I liked it better when ‘best in the league’ meant ‘best record over 162 games’ (or 154 but I’m not THAT old), not percentage of days with a >.500 record.
By Allen
October 24, 2007 3:03 PM | Link to this
And BTW Jim—if you read a little closer you’d see I suggested the Marlins, the 2004 Red Sox, and other Eastern teams weren’t deserving of the playoffs too.

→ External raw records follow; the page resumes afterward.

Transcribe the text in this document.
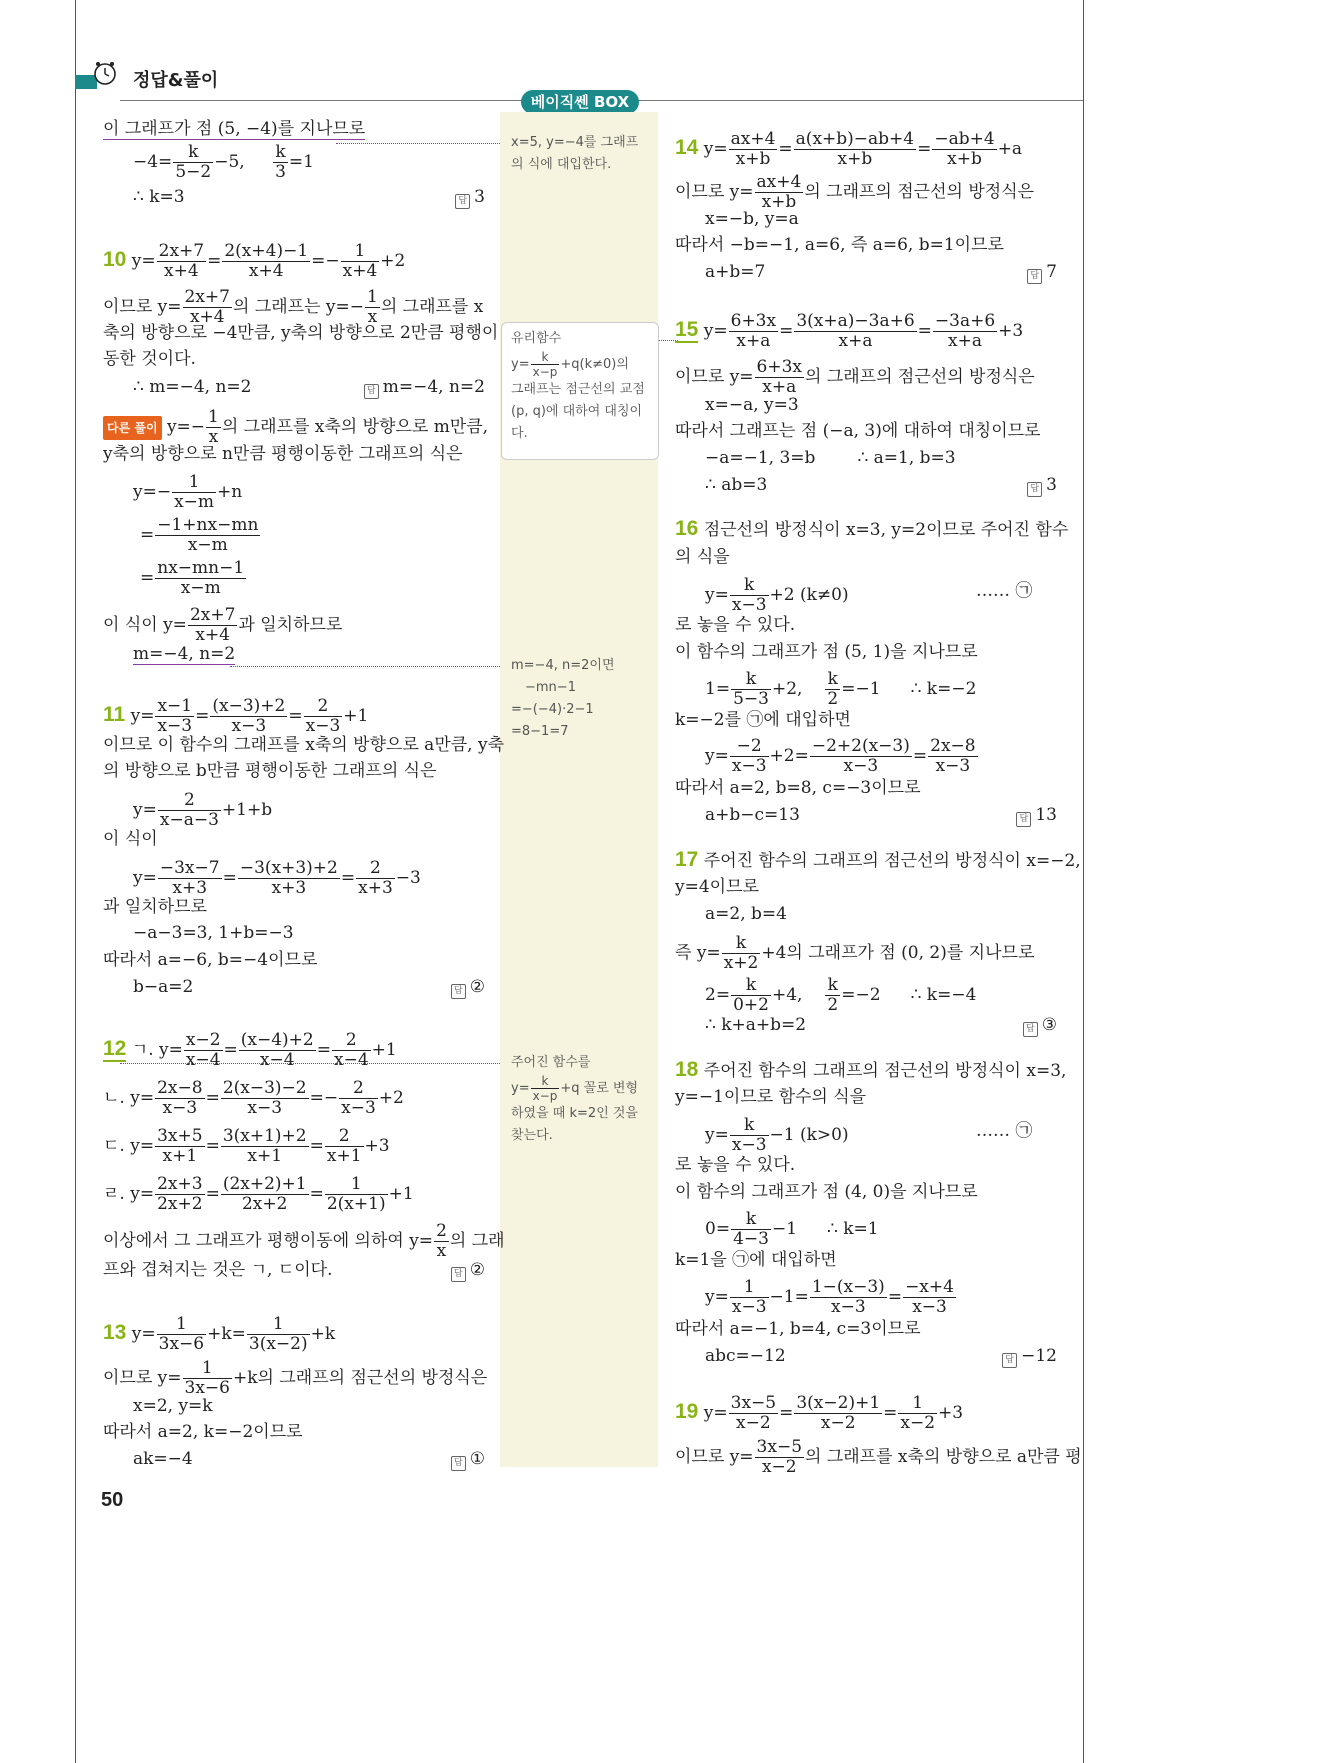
정답&풀이
베이직쎈 BOX
이 그래프가 점 (5, −4)를 지나므로
$-4= \frac{k}{5-2} -5$, $\frac{k}{3} =1$
∴ k=3	답 3
10 $y= \frac{2x+7}{x+4} = \frac{2(x+4)-1}{x+4} =- \frac{1}{x+4} +2$
이므로 $y= \frac{2x+7}{x+4}$ 의 그래프는 $y=- \frac{1}{x}$ 의 그래프를 x
축의 방향으로 −4만큼, y축의 방향으로 2만큼 평행이
동한 것이다.
∴ m=−4, n=2	답 m=−4, n=2
다른 풀이 $y=- \frac{1}{x}$ 의 그래프를 x축의 방향으로 m만큼,
y축의 방향으로 n만큼 평행이동한 그래프의 식은
$y=- \frac{1}{x-m} +n$
= $\frac{-1+nx-mn}{x-m}$
= $\frac{nx-mn-1}{x-m}$
이 식이 $y= \frac{2x+7}{x+4}$ 과 일치하므로
m=−4, n=2
11 $y= \frac{x-1}{x-3} = \frac{(x-3)+2}{x-3} = \frac{2}{x-3} +1$
이므로 이 함수의 그래프를 x축의 방향으로 a만큼, y축
의 방향으로 b만큼 평행이동한 그래프의 식은
$y= \frac{2}{x-a-3} +1+b$
이 식이
$y= \frac{-3x-7}{x+3} = \frac{-3(x+3)+2}{x+3} = \frac{2}{x+3} -3$
과 일치하므로
−a−3=3, 1+b=−3
따라서 a=−6, b=−4이므로
b−a=2	답 ②
12 ㄱ. $y= \frac{x-2}{x-4} = \frac{(x-4)+2}{x-4} = \frac{2}{x-4} +1$
ㄴ. $y= \frac{2x-8}{x-3} = \frac{2(x-3)-2}{x-3} =- \frac{2}{x-3} +2$
ㄷ. $y= \frac{3x+5}{x+1} = \frac{3(x+1)+2}{x+1} = \frac{2}{x+1} +3$
ㄹ. $y= \frac{2x+3}{2x+2} = \frac{(2x+2)+1}{2x+2} = \frac{1}{2(x+1)} +1$
이상에서 그 그래프가 평행이동에 의하여 $y= \frac{2}{x}$ 의 그래
프와 겹쳐지는 것은 ㄱ, ㄷ이다.	답 ②
13 $y= \frac{1}{3x-6} +k= \frac{1}{3(x-2)} +k$
이므로 $y= \frac{1}{3x-6} +k$의 그래프의 점근선의 방정식은
x=2, y=k
따라서 a=2, k=−2이므로
ak=−4	답 ①
50
x=5, y=−4를 그래프
의 식에 대입한다.
유리함수
$y= \frac{k}{x-p} +q(k\ne 0)$의
그래프는 점근선의 교점
(p, q)에 대하여 대칭이
다.
m=−4, n=2이면
−mn−1
=−(−4)·2−1
=8−1=7
주어진 함수를
$y= \frac{k}{x-p} +q$ 꼴로 변형
하였을 때 k=2인 것을
찾는다.
14 $y= \frac{ax+4}{x+b} = \frac{a(x+b)-ab+4}{x+b} = \frac{-ab+4}{x+b} +a$
이므로 $y= \frac{ax+4}{x+b}$ 의 그래프의 점근선의 방정식은
x=−b, y=a
따라서 −b=−1, a=6, 즉 a=6, b=1이므로
a+b=7	답 7
15 $y= \frac{6+3x}{x+a} = \frac{3(x+a)-3a+6}{x+a} = \frac{-3a+6}{x+a} +3$
이므로 $y= \frac{6+3x}{x+a}$ 의 그래프의 점근선의 방정식은
x=−a, y=3
따라서 그래프는 점 (−a, 3)에 대하여 대칭이므로
−a=−1, 3=b ∴ a=1, b=3
∴ ab=3	답 3
16 점근선의 방정식이 x=3, y=2이므로 주어진 함수
의 식을
$y= \frac{k}{x-3} +2$ (k≠0)	…… ㉠
로 놓을 수 있다.
이 함수의 그래프가 점 (5, 1)을 지나므로
$1= \frac{k}{5-3} +2$, $\frac{k}{2} =-1$ ∴ k=−2
k=−2를 ㉠에 대입하면
$y= \frac{-2}{x-3} +2= \frac{-2+2(x-3)}{x-3} = \frac{2x-8}{x-3}$
따라서 a=2, b=8, c=−3이므로
a+b−c=13	답 13
17 주어진 함수의 그래프의 점근선의 방정식이 x=−2,
y=4이므로
a=2, b=4
즉 $y= \frac{k}{x+2} +4$의 그래프가 점 (0, 2)를 지나므로
$2= \frac{k}{0+2} +4$, $\frac{k}{2} =-2$ ∴ k=−4
∴ k+a+b=2	답 ③
18 주어진 함수의 그래프의 점근선의 방정식이 x=3,
y=−1이므로 함수의 식을
$y= \frac{k}{x-3} -1$ (k>0)	…… ㉠
로 놓을 수 있다.
이 함수의 그래프가 점 (4, 0)을 지나므로
$0= \frac{k}{4-3} -1$ ∴ k=1
k=1을 ㉠에 대입하면
$y= \frac{1}{x-3} -1= \frac{1-(x-3)}{x-3} = \frac{-x+4}{x-3}$
따라서 a=−1, b=4, c=3이므로
abc=−12	답 −12
19 $y= \frac{3x-5}{x-2} = \frac{3(x-2)+1}{x-2} = \frac{1}{x-2} +3$
이므로 $y= \frac{3x-5}{x-2}$ 의 그래프를 x축의 방향으로 a만큼 평
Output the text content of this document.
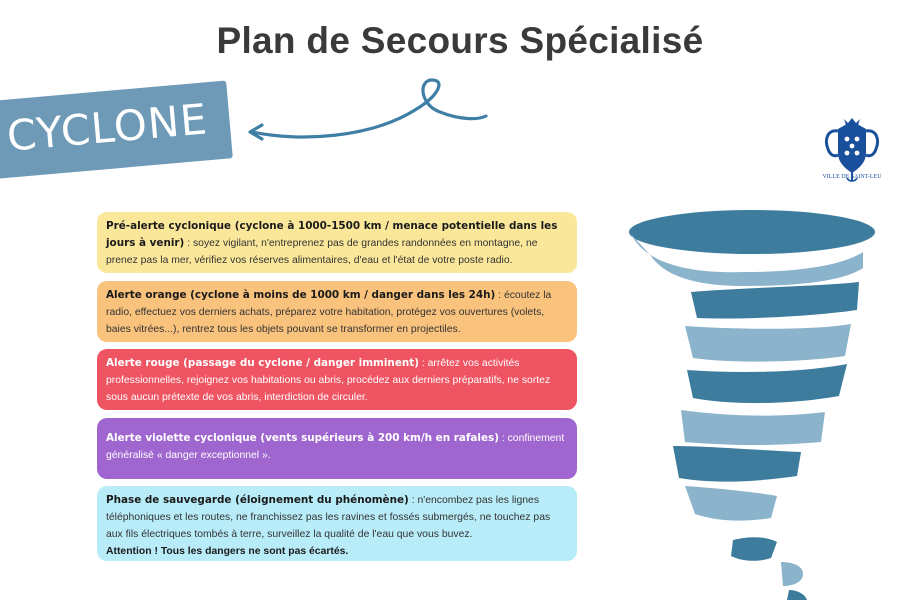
Plan de Secours Spécialisé
CYCLONE
VILLE DE SAINT-LEU
Pré-alerte cyclonique (cyclone à 1000-1500 km / menace potentielle dans les jours à venir) : soyez vigilant, n'entreprenez pas de grandes randonnées en montagne, ne prenez pas la mer, vérifiez vos réserves alimentaires, d'eau et l'état de votre poste radio.
Alerte orange (cyclone à moins de 1000 km / danger dans les 24h) : écoutez la radio, effectuez vos derniers achats, préparez votre habitation, protégez vos ouvertures (volets, baies vitrées...), rentrez tous les objets pouvant se transformer en projectiles.
Alerte rouge (passage du cyclone / danger imminent) : arrêtez vos activités professionnelles, rejoignez vos habitations ou abris, procédez aux derniers préparatifs, ne sortez sous aucun prétexte de vos abris, interdiction de circuler.
Alerte violette cyclonique (vents supérieurs à 200 km/h en rafales) : confinement généralisé « danger exceptionnel ».
Phase de sauvegarde (éloignement du phénomène) : n'encombez pas les lignes téléphoniques et les routes, ne franchissez pas les ravines et fossés submergés, ne touchez pas aux fils électriques tombés à terre, surveillez la qualité de l'eau que vous buvez.
Attention ! Tous les dangers ne sont pas écartés.
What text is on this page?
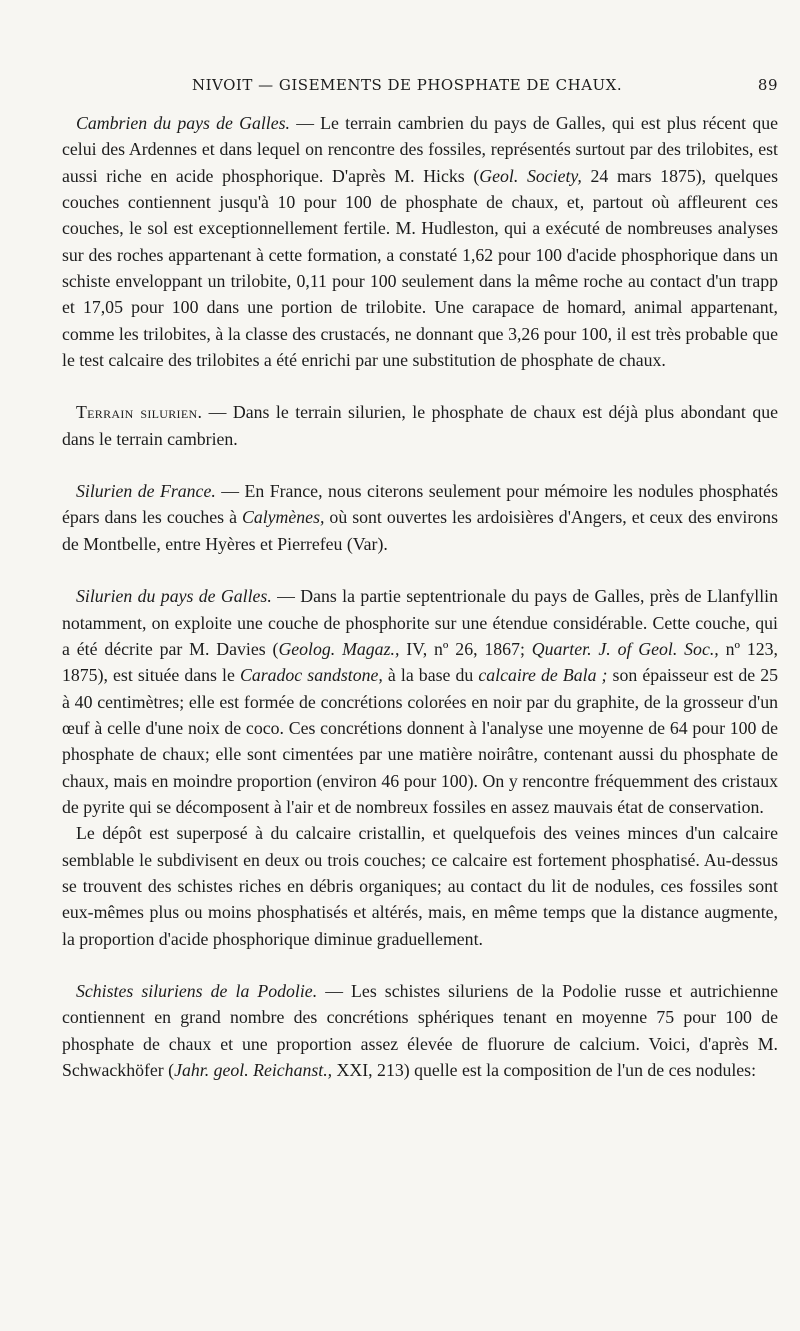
NIVOIT — GISEMENTS DE PHOSPHATE DE CHAUX.	89

Cambrien du pays de Galles. — Le terrain cambrien du pays de Galles, qui est plus récent que celui des Ardennes et dans lequel on rencontre des fossiles, représentés surtout par des trilobites, est aussi riche en acide phosphorique. D'après M. Hicks (Geol. Society, 24 mars 1875), quelques couches contiennent jusqu'à 10 pour 100 de phosphate de chaux, et, partout où affleurent ces couches, le sol est exceptionnellement fertile. M. Hudleston, qui a exécuté de nombreuses analyses sur des roches appartenant à cette formation, a constaté 1,62 pour 100 d'acide phosphorique dans un schiste enveloppant un trilobite, 0,11 pour 100 seulement dans la même roche au contact d'un trapp et 17,05 pour 100 dans une portion de trilobite. Une carapace de homard, animal appartenant, comme les trilobites, à la classe des crustacés, ne donnant que 3,26 pour 100, il est très probable que le test calcaire des trilobites a été enrichi par une substitution de phosphate de chaux.

Terrain silurien. — Dans le terrain silurien, le phosphate de chaux est déjà plus abondant que dans le terrain cambrien.

Silurien de France. — En France, nous citerons seulement pour mémoire les nodules phosphatés épars dans les couches à Calymènes, où sont ouvertes les ardoisières d'Angers, et ceux des environs de Montbelle, entre Hyères et Pierrefeu (Var).

Silurien du pays de Galles. — Dans la partie septentrionale du pays de Galles, près de Llanfyllin notamment, on exploite une couche de phosphorite sur une étendue considérable. Cette couche, qui a été décrite par M. Davies (Geolog. Magaz., IV, nº 26, 1867; Quarter. J. of Geol. Soc., nº 123, 1875), est située dans le Caradoc sandstone, à la base du calcaire de Bala ; son épaisseur est de 25 à 40 centimètres; elle est formée de concrétions colorées en noir par du graphite, de la grosseur d'un œuf à celle d'une noix de coco. Ces concrétions donnent à l'analyse une moyenne de 64 pour 100 de phosphate de chaux; elle sont cimentées par une matière noirâtre, contenant aussi du phosphate de chaux, mais en moindre proportion (environ 46 pour 100). On y rencontre fréquemment des cristaux de pyrite qui se décomposent à l'air et de nombreux fossiles en assez mauvais état de conservation.

Le dépôt est superposé à du calcaire cristallin, et quelquefois des veines minces d'un calcaire semblable le subdivisent en deux ou trois couches; ce calcaire est fortement phosphatisé. Au-dessus se trouvent des schistes riches en débris organiques; au contact du lit de nodules, ces fossiles sont eux-mêmes plus ou moins phosphatisés et altérés, mais, en même temps que la distance augmente, la proportion d'acide phosphorique diminue graduellement.

Schistes siluriens de la Podolie. — Les schistes siluriens de la Podolie russe et autrichienne contiennent en grand nombre des concrétions sphériques tenant en moyenne 75 pour 100 de phosphate de chaux et une proportion assez élevée de fluorure de calcium. Voici, d'après M. Schwackhöfer (Jahr. geol. Reichanst., XXI, 213) quelle est la composition de l'un de ces nodules:
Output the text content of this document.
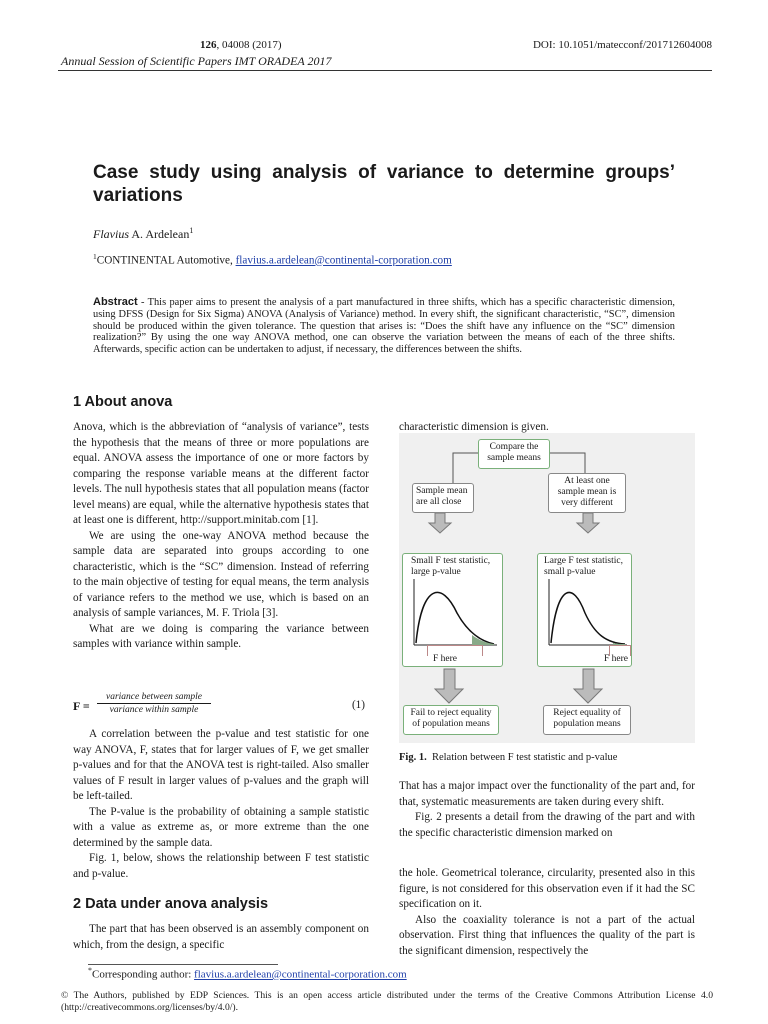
126, 04008 (2017)	DOI: 10.1051/matecconf/201712604008
Annual Session of Scientific Papers IMT ORADEA 2017
Case study using analysis of variance to determine groups’ variations
Flavius A. Ardelean$^1$
$^1$CONTINENTAL Automotive, flavius.a.ardelean@continental-corporation.com
Abstract - This paper aims to present the analysis of a part manufactured in three shifts, which has a specific characteristic dimension, using DFSS (Design for Six Sigma) ANOVA (Analysis of Variance) method. In every shift, the significant characteristic, “SC”, dimension should be produced within the given tolerance. The question that arises is: “Does the shift have any influence on the “SC” dimension realization?” By using the one way ANOVA method, one can observe the variation between the means of each of the three shifts. Afterwards, specific action can be undertaken to adjust, if necessary, the differences between the shifts.
1 About anova

Anova, which is the abbreviation of “analysis of variance”, tests the hypothesis that the means of three or more populations are equal. ANOVA assess the importance of one or more factors by comparing the response variable means at the different factor levels. The null hypothesis states that all population means (factor level means) are equal, while the alternative hypothesis states that at least one is different, http://support.minitab.com [1].

We are using the one-way ANOVA method because the sample data are separated into groups according to one characteristic, which is the “SC” dimension. Instead of referring to the main objective of testing for equal means, the term analysis of variance refers to the method we use, which is based on an analysis of sample variances, M. F. Triola [3].

What are we doing is comparing the variance between samples with variance within sample.

F =
variance between sample
variance within sample	(1)

A correlation between the p-value and test statistic for one way ANOVA, F, states that for larger values of F, we get smaller p-values and for that the ANOVA test is right-tailed. Also smaller values of F result in larger values of p-values and the graph will be left-tailed.

The P-value is the probability of obtaining a sample statistic with a value as extreme as, or more extreme than the one determined by the sample data.

Fig. 1, below, shows the relationship between F test statistic and p-value.

2 Data under anova analysis

The part that has been observed is an assembly component on which, from the design, a specific

characteristic dimension is given.
Compare the sample means
Sample mean are all close
At least one sample mean is very different
Small F test statistic, large p-value
F here
Large F test statistic, small p-value
F here
Fail to reject equality of population means
Reject equality of population means
Fig. 1. Relation between F test statistic and p-value

That has a major impact over the functionality of the part and, for that, systematic measurements are taken during every shift.

Fig. 2 presents a detail from the drawing of the part and with the specific characteristic dimension marked on

the hole. Geometrical tolerance, circularity, presented also in this figure, is not considered for this observation even if it had the SC specification on it.

Also the coaxiality tolerance is not a part of the actual observation. First thing that influences the quality of the part is the significant dimension, respectively the

*Corresponding author: flavius.a.ardelean@continental-corporation.com
© The Authors, published by EDP Sciences. This is an open access article distributed under the terms of the Creative Commons Attribution License 4.0 (http://creativecommons.org/licenses/by/4.0/).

The Rockies deserve to be there more than the Phils, Padres, and especially Cubs and maybe you could argue that interleage scheduling gave the Dbacks the 1-game advantage. But the fact is they, the (Eastern) Marlins in 1997 and 2003, the (Eastern) Red Sox in 2004 and a number of other teams only got a chance at the Series because of the expanded playoff format that allows up to 3 teams w/out the best record in the league a shot.
By Jim
October 24, 2007 4:19 PM | Link to this
Sorry Allen. I did not understand your point. I like the balanced schedule, win the pennant, go the the World Series world as well. Alas, that time has past us by.
By Me
October 24, 2007 5:36 PM | Link to this
The team with the hottest pitching will win just like every other World Series. Whitey Herzog was right in that the Series should be played in 7 straight days. This would bring the 4th and 5th starter into play. And of course Bradley is correct on one thing, Bud Selig is a complete and total ninny.
By Jon
October 24, 2007 5:54 PM | Link to this
Fans in the east have no idea about the Rockies. It’s time to play ball. Boston is going down. Rockies in 5!